I love movies. I’m one of those people who sits in the theater long after the action ends, reading every line of the credits. I even know what gaffers, best boys, and key grips do. Movies mark and shape many of the turning points and epiphanies in my life.
Being a child of the eighties, the first movie I ever saw in the theater was The Return of the Jedi. Other movies followed, although not all of them on the big screen. I remember the first movie I saw in which the good guy didn’t win: Gandhi, starring Ben Kingsley. I stayed up every Easter to watch Charlton Heston part the Red Sea as Moses in Cecil B. DeMille’s The Ten Commandments.
I remember that my parents wouldn’t let me watch Tom Cruise and Rebecca deMornay in Risky Business and staying up past my parents’ bedtime and sneaking downstairs to view my first comedy: a late-night, uncut version of Airplane. I also remember a less illustrious episode when I got sent home from the YMCA for ‘inventing’ what my eight-year-old mind thought was a clever, if somewhat potty-mouthed, rhyme for Chitty Chitty Bang Bang.
In later years I remember being shocked when my grandmother laughed at the oral sex references in Monty Python’s The Holy Grail, and I remember my first date at a drive-in theater outside of Saco, ME. (We actually saw the whole of the two movies, which I suppose means it wasn’t a very good date after all.)
I’m as in love with the movies as ever. When I’m depressed, an afternoon of “chick flick therapy” restores my spirits. (Anne of Avonlea once convinced me to leave a soul-sucking, dead-end job.) Comedy, Animation, Romantic, Action Adventure, Sci-Fi, Mystery, Thriller, Drama, Foreign, Experimental, Blockbuster, or Independent, I’ve no genre prejudice, just a love for good performances, writing, directing, soundtracks, and visuals. Movies have become a way of measuring the both popular pulse and the underground movements of a society. They also provide a mirror by which we can examine our own lives.

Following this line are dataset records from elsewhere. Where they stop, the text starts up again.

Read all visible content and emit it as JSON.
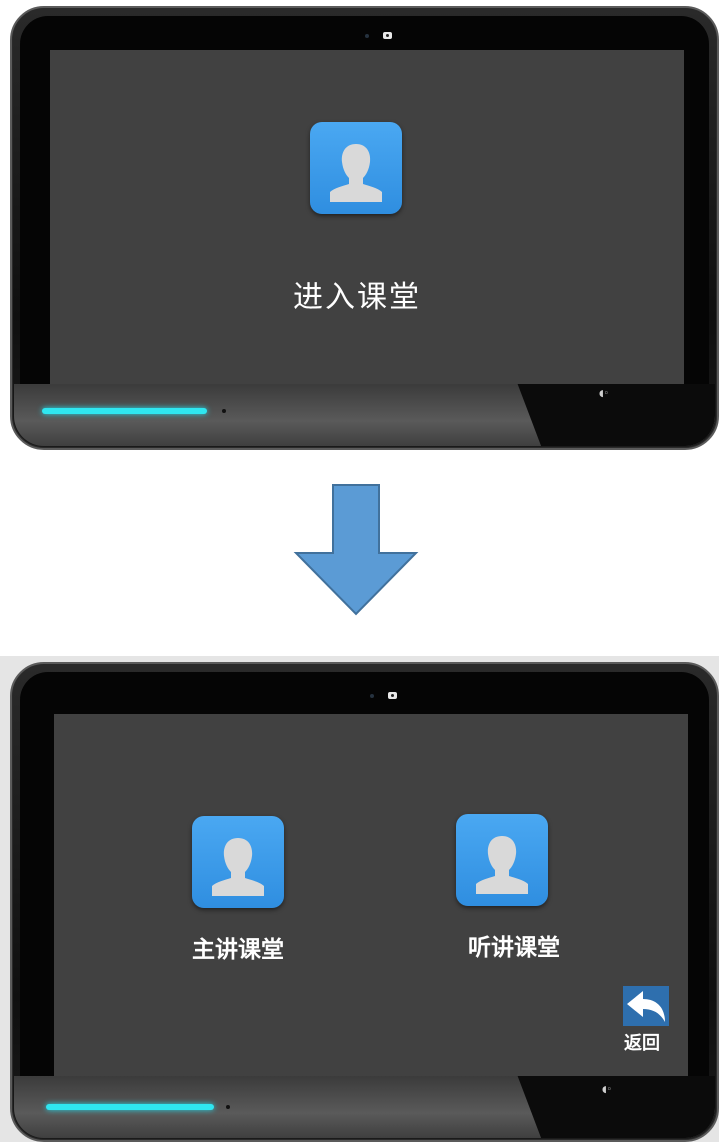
{
  "top_screen": {
    "enter_class_label": "进入课堂"
  },
  "bottom_screen": {
    "main_class_label": "主讲课堂",
    "listen_class_label": "听讲课堂",
    "back_label": "返回"
  },
  "colors": {
    "screen": "#414141",
    "icon_blue": "#3b9cea",
    "arrow_blue": "#5b9bd5",
    "led": "#2fe6f0"
  }
}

One thing I hate, however, is how expensive going to the movies has gotten, which is why I’m often found lurking in second-run theaters around Somerville, Cambridge, and Arlington. This also brings me to the point of this week’s feature: movies here on the UMB Campus.
The Student Arts and Events Council (SAEC) has put together a terrific schedule of on campus movies (see inset, left.) The SAEC is the student group that brings us those discounted movie pass sold at the Student Life Office on the third floor of the campus center, as well as bigger events like Cirque do Soleil, Student Night at the Museum of Science, and concerts such as last year’s Kanye West.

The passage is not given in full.